China starts anti-halal campaign in Xinjiang


FE Team | Published: October 10, 2018 11:25:23 | Updated: October 10, 2018 19:49:31


An Uighur vendor cuts meat at a street market in Kashgar, Xinjiang province August 3, 2011 – Reuters file photo

The capital of China’s Xinjiang region, home to the mostly Muslim Uighur minority, has launched a campaign against halal products to stop Islam penetrating secular life and fuelling “extremism”.

In a meeting on Monday, the Communist Party leaders of Urumqi led cadres to swear an oath to “fight a decisive battle against ‘pan-halalisation’,” according to a notice posed on the city’s official WeChat account.

Everyday halal products, like food and toothpaste, must be produced according to Islamic law.

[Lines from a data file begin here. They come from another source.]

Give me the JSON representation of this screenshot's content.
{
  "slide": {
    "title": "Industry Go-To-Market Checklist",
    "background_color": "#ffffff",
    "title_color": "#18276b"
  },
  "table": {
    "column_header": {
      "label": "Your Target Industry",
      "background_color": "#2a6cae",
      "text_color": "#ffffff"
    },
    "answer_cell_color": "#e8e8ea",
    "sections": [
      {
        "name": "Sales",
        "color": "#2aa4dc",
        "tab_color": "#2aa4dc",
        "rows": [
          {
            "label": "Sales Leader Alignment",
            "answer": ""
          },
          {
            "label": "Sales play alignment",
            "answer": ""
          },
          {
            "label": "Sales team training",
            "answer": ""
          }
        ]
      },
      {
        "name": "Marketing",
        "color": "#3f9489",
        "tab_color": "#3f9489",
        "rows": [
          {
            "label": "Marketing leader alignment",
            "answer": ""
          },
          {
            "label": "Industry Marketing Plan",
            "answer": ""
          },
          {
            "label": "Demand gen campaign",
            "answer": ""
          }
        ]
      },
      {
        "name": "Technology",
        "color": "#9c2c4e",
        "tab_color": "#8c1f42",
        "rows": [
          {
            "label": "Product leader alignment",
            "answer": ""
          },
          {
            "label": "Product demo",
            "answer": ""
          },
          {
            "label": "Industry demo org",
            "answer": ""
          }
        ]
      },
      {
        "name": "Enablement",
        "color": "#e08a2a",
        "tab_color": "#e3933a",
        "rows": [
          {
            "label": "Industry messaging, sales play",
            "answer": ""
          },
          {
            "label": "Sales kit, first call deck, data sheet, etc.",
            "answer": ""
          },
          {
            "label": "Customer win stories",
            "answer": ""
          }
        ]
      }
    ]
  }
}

China has been subject to heavy criticism from rights groups and foreign governments amid reports of a punitive crackdown that has seen the detention of as many as 1 million mostly Muslim ethnic Uighurs in Xinjiang.

Beijing has denied it is systematically violating the rights of Xinjiang’s Muslims, saying it is only cracking down on extremism and “splittism” in the region, reports Reuters.

The official Global Times said on Wednesday that the “demand that things be halal which cannot really be halal” was fuelling hostility toward religion and allowing Islam to penetrate secular life.

As part of the anti-halal campaign, Ilshat Osman, Urumqi’s ethnically Uighur head prosecutor, penned an essay entitled: “Friend, you do not need to find a halal restaurant specially for me”.

According to the WeChat post government employees should not have any diet problems and work canteens would be changed so that officials could try all kinds of cuisine.

The Urumqi Communist Party leaders also said they would require government officials and party members to firmly believe in Marxism-Leninism, and not religion, and to speak standard Mandarin Chinese in public.

Chinese citizens are theoretically free to practice any religion, but they have been subject to increasing levels of surveillance as the government tries to bring religious worship under stricter state control.

The Communist Party in August issued a revised set of regulations governing its members behaviour, threatening punishments or expulsion for anyone who clung to religious beliefs.